Our rights at work: Where the bloody hell are they?

If Lewis Carroll's Alice were to suddenly come to life in Australia today, there's one place she find familiar — the Wonderland world of industrial relations minister Julia Gillard's Fair Work Act (FWA).

In the face of solidly based claims from unions, like the southern states branch of the Electrical Trades Union (ETU), that this act violates International Labour Organisation conventions, her department repeats: "the Australian Government gave due consideration to its international obligations in developing the Fair Work Bill and is confident the Bill gives effect to Australia's commitments under ratified ILO conventions", according to a March 30 Workplace Express article.

As the Queen of Hearts told Alice, "There's no doubt about it. And the reason is … because I say so, that's why!"

Yet the FWA continues the wave of violations of worker and union rights that began with the Howard government's 1996 Workplace Relations Act and was revved up by the hated Work Choices.

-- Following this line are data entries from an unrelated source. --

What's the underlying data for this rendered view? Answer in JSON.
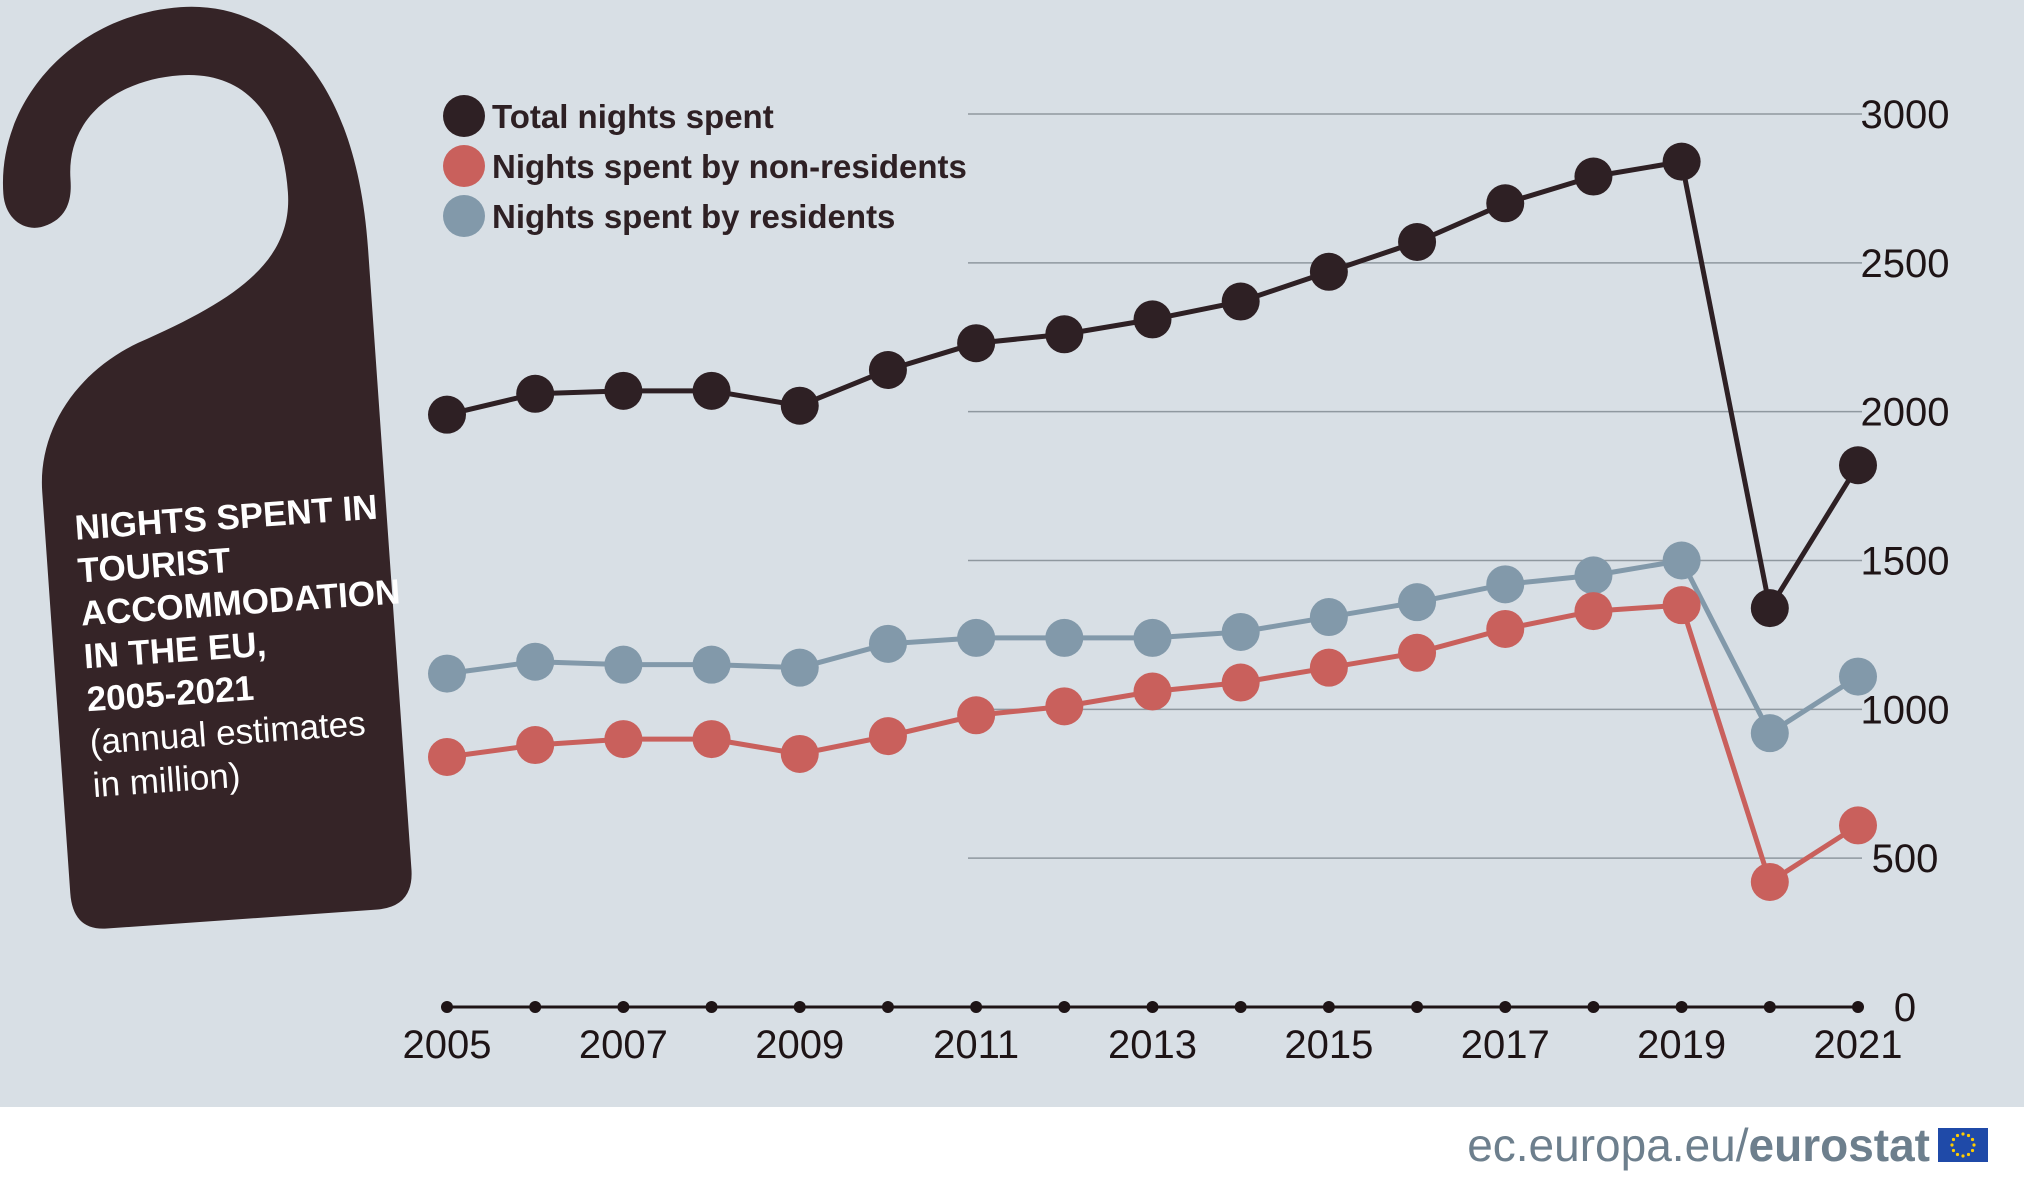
{
  "colors": {
    "background": "#d8dfe5",
    "footer": "#ffffff",
    "total": "#2e2024",
    "non_residents": "#c9605c",
    "residents": "#8299aa",
    "gridline": "#8f989f",
    "hanger": "#352427",
    "flag_blue": "#1f4aa8",
    "flag_star": "#ffcc00"
  },
  "credit": {
    "domain": "ec.europa.eu/",
    "brand": "eurostat"
  },
  "chart_data": {
    "type": "line",
    "title_lines": [
      "NIGHTS SPENT IN",
      "TOURIST",
      "ACCOMMODATION",
      "IN THE EU,",
      "2005-2021"
    ],
    "subtitle_lines": [
      "(annual estimates",
      "in million)"
    ],
    "x": [
      2005,
      2006,
      2007,
      2008,
      2009,
      2010,
      2011,
      2012,
      2013,
      2014,
      2015,
      2016,
      2017,
      2018,
      2019,
      2020,
      2021
    ],
    "x_tick_labels": [
      "2005",
      "2007",
      "2009",
      "2011",
      "2013",
      "2015",
      "2017",
      "2019",
      "2021"
    ],
    "y_ticks": [
      0,
      500,
      1000,
      1500,
      2000,
      2500,
      3000
    ],
    "y_tick_labels": [
      "0",
      "500",
      "1000",
      "1500",
      "2000",
      "2500",
      "3000"
    ],
    "ylim": [
      0,
      3000
    ],
    "xlabel": "",
    "ylabel": "",
    "grid": true,
    "y_axis_position": "right",
    "legend_position": "top-left",
    "series": [
      {
        "key": "total",
        "name": "Total nights spent",
        "values": [
          1990,
          2060,
          2070,
          2070,
          2020,
          2140,
          2230,
          2260,
          2310,
          2370,
          2470,
          2570,
          2700,
          2790,
          2840,
          1340,
          1820
        ]
      },
      {
        "key": "non_residents",
        "name": "Nights spent by non-residents",
        "values": [
          840,
          880,
          900,
          900,
          850,
          910,
          980,
          1010,
          1060,
          1090,
          1140,
          1190,
          1270,
          1330,
          1350,
          420,
          610
        ]
      },
      {
        "key": "residents",
        "name": "Nights spent by residents",
        "values": [
          1120,
          1160,
          1150,
          1150,
          1140,
          1220,
          1240,
          1240,
          1240,
          1260,
          1310,
          1360,
          1420,
          1450,
          1500,
          920,
          1110
        ]
      }
    ]
  }
}
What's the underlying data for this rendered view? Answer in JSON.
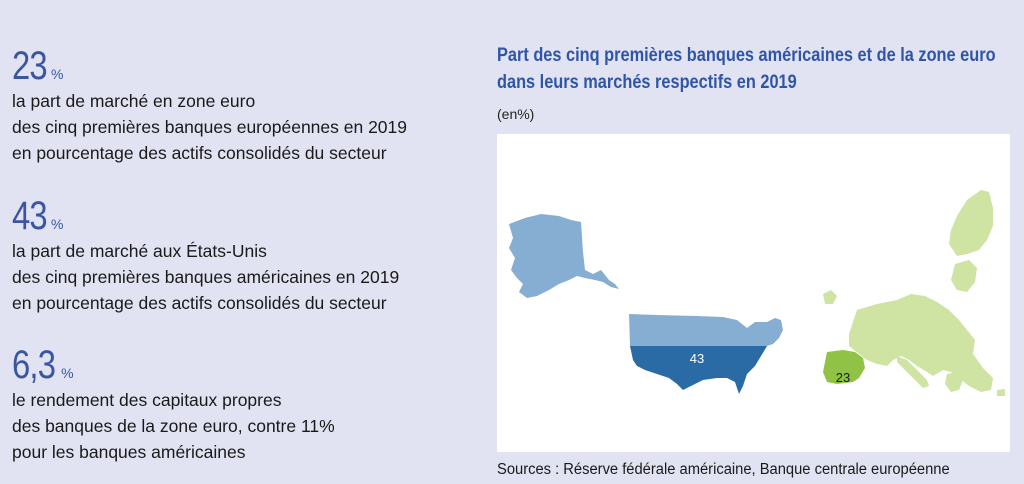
{
  "stats": [
    {
      "value": "23",
      "unit": "%",
      "lines": [
        "la part de marché en zone euro",
        "des cinq premières banques européennes en 2019",
        "en pourcentage des actifs consolidés du secteur"
      ]
    },
    {
      "value": "43",
      "unit": "%",
      "lines": [
        "la part de marché aux États-Unis",
        "des cinq premières banques américaines en 2019",
        "en pourcentage des actifs consolidés du secteur"
      ]
    },
    {
      "value": "6,3",
      "unit": "%",
      "lines": [
        "le rendement des capitaux propres",
        "des banques de la zone euro, contre 11%",
        "pour les banques américaines"
      ]
    }
  ],
  "colors": {
    "background": "#e1e2f2",
    "accent": "#3a56a0",
    "us_light": "#86aed2",
    "us_dark": "#2a6aa5",
    "eu_light": "#cfe3a2",
    "eu_dark": "#8fc245"
  },
  "chart_data": {
    "type": "map",
    "title_lines": [
      "Part des cinq premières banques américaines et de la zone euro",
      "dans leurs marchés respectifs en 2019"
    ],
    "unit": "(en%)",
    "regions": [
      {
        "label": "43",
        "value": 43
      },
      {
        "label": "23",
        "value": 23
      }
    ],
    "source": "Sources : Réserve fédérale américaine, Banque centrale européenne"
  }
}
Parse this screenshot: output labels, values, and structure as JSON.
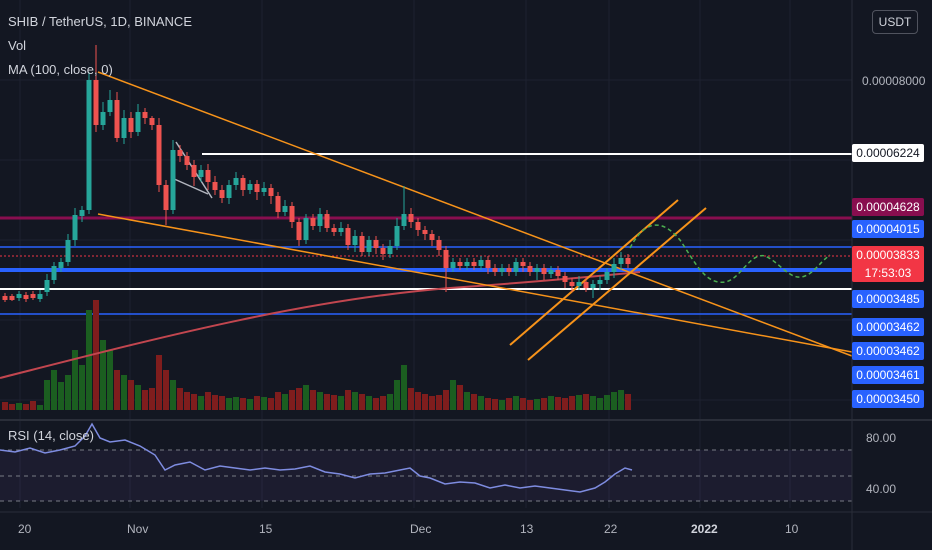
{
  "header": {
    "symbol_line": "SHIB / TetherUS, 1D, BINANCE",
    "vol_label": "Vol",
    "ma_label": "MA (100, close, 0)",
    "rsi_label": "RSI (14, close)",
    "currency_button": "USDT"
  },
  "price_axis": {
    "top_tick": "0.00008000",
    "rsi_ticks": [
      "80.00",
      "40.00"
    ]
  },
  "price_tags": [
    {
      "label": "0.00006224",
      "bg": "#ffffff",
      "fg": "#131722"
    },
    {
      "label": "0.00004628",
      "bg": "#880e4f",
      "fg": "#ffffff"
    },
    {
      "label": "0.00004015",
      "bg": "#2962ff",
      "fg": "#ffffff"
    },
    {
      "label": "0.00003833",
      "bg": "#f23645",
      "fg": "#ffffff",
      "sub": "17:53:03"
    },
    {
      "label": "0.00003485",
      "bg": "#2962ff",
      "fg": "#ffffff"
    },
    {
      "label": "0.00003462",
      "bg": "#2962ff",
      "fg": "#ffffff"
    },
    {
      "label": "0.00003462",
      "bg": "#2962ff",
      "fg": "#ffffff"
    },
    {
      "label": "0.00003461",
      "bg": "#2962ff",
      "fg": "#ffffff"
    },
    {
      "label": "0.00003450",
      "bg": "#2962ff",
      "fg": "#ffffff"
    }
  ],
  "time_axis": [
    "20",
    "Nov",
    "15",
    "Dec",
    "13",
    "22",
    "2022",
    "10"
  ],
  "colors": {
    "up": "#26a69a",
    "down": "#ef5350",
    "vol_up": "#1b5e20",
    "vol_down": "#7f1d1d",
    "ma": "#c2464f",
    "rsi": "#7e8ce0",
    "trend": "#f7931a"
  },
  "chart_data": {
    "type": "candlestick",
    "symbol": "SHIB / TetherUS",
    "interval": "1D",
    "exchange": "BINANCE",
    "x_ticks": [
      "20",
      "Nov",
      "15",
      "Dec",
      "13",
      "22",
      "2022",
      "10"
    ],
    "y_ticks": [
      "0.00008000"
    ],
    "horizontal_levels": [
      6.224e-05,
      4.628e-05,
      4.015e-05,
      3.833e-05,
      3.485e-05,
      3.462e-05,
      3.462e-05,
      3.461e-05,
      3.45e-05
    ],
    "last_price": 3.833e-05,
    "countdown": "17:53:03",
    "rsi": {
      "period": 14,
      "source": "close",
      "levels": [
        80,
        40
      ]
    },
    "ma": {
      "length": 100,
      "source": "close",
      "offset": 0
    }
  }
}
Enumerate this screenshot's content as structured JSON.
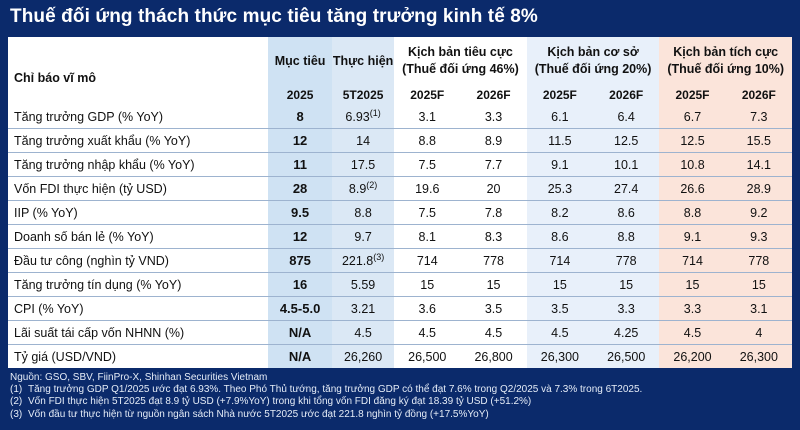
{
  "title": "Thuế đối ứng thách thức mục tiêu tăng trưởng kinh tế 8%",
  "headers": {
    "indicator": "Chỉ báo vĩ mô",
    "goal": "Mục tiêu",
    "goal_year": "2025",
    "actual": "Thực hiện",
    "actual_period": "5T2025",
    "negative_l1": "Kịch bản tiêu cực",
    "negative_l2": "(Thuế đối ứng 46%)",
    "base_l1": "Kịch bản cơ sở",
    "base_l2": "(Thuế đối ứng 20%)",
    "positive_l1": "Kịch bản tích cực",
    "positive_l2": "(Thuế đối ứng 10%)",
    "y2025": "2025F",
    "y2026": "2026F"
  },
  "rows": [
    {
      "indicator": "Tăng trưởng GDP (% YoY)",
      "goal": "8",
      "actual": "6.93",
      "actual_note": "(1)",
      "neg25": "3.1",
      "neg26": "3.3",
      "base25": "6.1",
      "base26": "6.4",
      "pos25": "6.7",
      "pos26": "7.3"
    },
    {
      "indicator": "Tăng trưởng xuất khẩu (% YoY)",
      "goal": "12",
      "actual": "14",
      "actual_note": "",
      "neg25": "8.8",
      "neg26": "8.9",
      "base25": "11.5",
      "base26": "12.5",
      "pos25": "12.5",
      "pos26": "15.5"
    },
    {
      "indicator": "Tăng trưởng nhập khẩu (% YoY)",
      "goal": "11",
      "actual": "17.5",
      "actual_note": "",
      "neg25": "7.5",
      "neg26": "7.7",
      "base25": "9.1",
      "base26": "10.1",
      "pos25": "10.8",
      "pos26": "14.1"
    },
    {
      "indicator": "Vốn FDI thực hiện (tỷ USD)",
      "goal": "28",
      "actual": "8.9",
      "actual_note": "(2)",
      "neg25": "19.6",
      "neg26": "20",
      "base25": "25.3",
      "base26": "27.4",
      "pos25": "26.6",
      "pos26": "28.9"
    },
    {
      "indicator": "IIP (% YoY)",
      "goal": "9.5",
      "actual": "8.8",
      "actual_note": "",
      "neg25": "7.5",
      "neg26": "7.8",
      "base25": "8.2",
      "base26": "8.6",
      "pos25": "8.8",
      "pos26": "9.2"
    },
    {
      "indicator": "Doanh số bán lẻ (% YoY)",
      "goal": "12",
      "actual": "9.7",
      "actual_note": "",
      "neg25": "8.1",
      "neg26": "8.3",
      "base25": "8.6",
      "base26": "8.8",
      "pos25": "9.1",
      "pos26": "9.3"
    },
    {
      "indicator": "Đầu tư công (nghìn tỷ VND)",
      "goal": "875",
      "actual": "221.8",
      "actual_note": "(3)",
      "neg25": "714",
      "neg26": "778",
      "base25": "714",
      "base26": "778",
      "pos25": "714",
      "pos26": "778"
    },
    {
      "indicator": "Tăng trưởng tín dụng (% YoY)",
      "goal": "16",
      "actual": "5.59",
      "actual_note": "",
      "neg25": "15",
      "neg26": "15",
      "base25": "15",
      "base26": "15",
      "pos25": "15",
      "pos26": "15"
    },
    {
      "indicator": "CPI (% YoY)",
      "goal": "4.5-5.0",
      "actual": "3.21",
      "actual_note": "",
      "neg25": "3.6",
      "neg26": "3.5",
      "base25": "3.5",
      "base26": "3.3",
      "pos25": "3.3",
      "pos26": "3.1"
    },
    {
      "indicator": "Lãi suất tái cấp vốn NHNN (%)",
      "goal": "N/A",
      "actual": "4.5",
      "actual_note": "",
      "neg25": "4.5",
      "neg26": "4.5",
      "base25": "4.5",
      "base26": "4.25",
      "pos25": "4.5",
      "pos26": "4"
    },
    {
      "indicator": "Tỷ giá (USD/VND)",
      "goal": "N/A",
      "actual": "26,260",
      "actual_note": "",
      "neg25": "26,500",
      "neg26": "26,800",
      "base25": "26,300",
      "base26": "26,500",
      "pos25": "26,200",
      "pos26": "26,300"
    }
  ],
  "footer": {
    "source": "Nguồn: GSO, SBV, FiinPro-X, Shinhan Securities Vietnam",
    "notes": [
      {
        "num": "(1)",
        "text": "Tăng trưởng GDP Q1/2025 ước đạt 6.93%. Theo Phó Thủ tướng, tăng trưởng GDP có thể đạt 7.6% trong Q2/2025 và 7.3% trong 6T2025."
      },
      {
        "num": "(2)",
        "text": "Vốn FDI thực hiện 5T2025 đạt 8.9 tỷ USD (+7.9%YoY) trong khi tổng vốn FDI đăng ký đạt 18.39 tỷ USD (+51.2%)"
      },
      {
        "num": "(3)",
        "text": "Vốn đầu tư thực hiện từ nguồn ngân sách Nhà nước 5T2025 ước đạt 221.8 nghìn tỷ đồng (+17.5%YoY)"
      }
    ]
  }
}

It retains key features of this putrid anti–worker legislation. These include restrictions on the right to take industrial action, restrictions on the rights of unions to organise and enter work sites, prohibition of pattern bargaining, restrictions on the content of industrial agreements and compulsory arbitration on the say-so of the minister.

Most blatantly of all, in its anxiety to keep the construction bosses on side, Labor isn't getting rid of the Australian Building and Construction Commission. A rejigged ABCC is to be integrated as a specialist division into Labor's proposed industrial relations umbrella, Fair Work Australia.

The latest ILO report on Australian industrial relations law, by its Committee of Experts on the Application of Conventions and Recommendations, directly called on the Rudd government to "eliminate any excessive impediments, penalties and sanctions against industrial action in the building and construction industry", and to eliminate the power of the ABCC to interfere in internal union affairs and jail those who refuse to provide evidence.

The committee also calls on the Rudd government to formally send it a copy of the FWA so that it can assess whether it complies with ILO conventions. Throughout the entire process of negotiating with the "stakeholders" over the content of the bill, Rudd and Gillard refused to send a copy to the ILO, repeating the tactic of the Howard government when its lawyers drafted Work Choices.

Yet the Rudd government isn't going to get away easily with maintaining its Queen of Hearts because-I-say-so tactic about the FWA. Word is already getting out that Labor and Liberal senators voted together to kill Greens' amendments guaranteeing that the law would be ILO-compliant.

The southern states ETU has forwarded a formal complaint to the ILO about the FWA, a complaint the government is required to respond to next month.

Across the union movement, even in conservative unions, the FWA is already known simply as "Work Choices lite". This is despite the best efforts of the Australian Council of Trade Unions (ACTU) leadership of Jeff Lawrence and Sharan Burrow to spin the legislation as "ending Work Choices" in a video on YouTube sent out to all unions and Your Rights at Work groups and supporters the day after the bill became law.

Detailed exposure of the FWA and the hypocritical gobbledegook of Gillard's office, and her supporters in the union movement, can be found on such sites as the ETU's Fair Work site http://www.fairwork.org.au and on union law researcher Chris White's blog http://chriswhiteonline.org.

The Socialist Alliance is preparing a range of printed and video materials explaining exactly what the FWA means for workers. Our union members shall also be looking to collaborate with all other progressive forces in the trade union movement to develop a platform of demands for the ACTU to present to the Rudd government.

At its June congress, the Australian union movement's peak body will have to decide which side it is really on: the Rudd government or the working people.

In the meantime, the construction industry unions must keep up the industrial and protest heat until the ABCC is history, as well as using the tactic of refusing to cooperate with the ABCC — successfully used by Construction Forestry Mining Energy Union official Noel Washington.

And as long as the ABCC still exists, the construction industry unions should deduct all fines imposed by the ABCC from their contributions to the ALP, the party that has lumbered Australian workers with Work Choices lite.

[Margarita Windisch is the Victorian trade union co-ordinator of the Socialist Alliance.]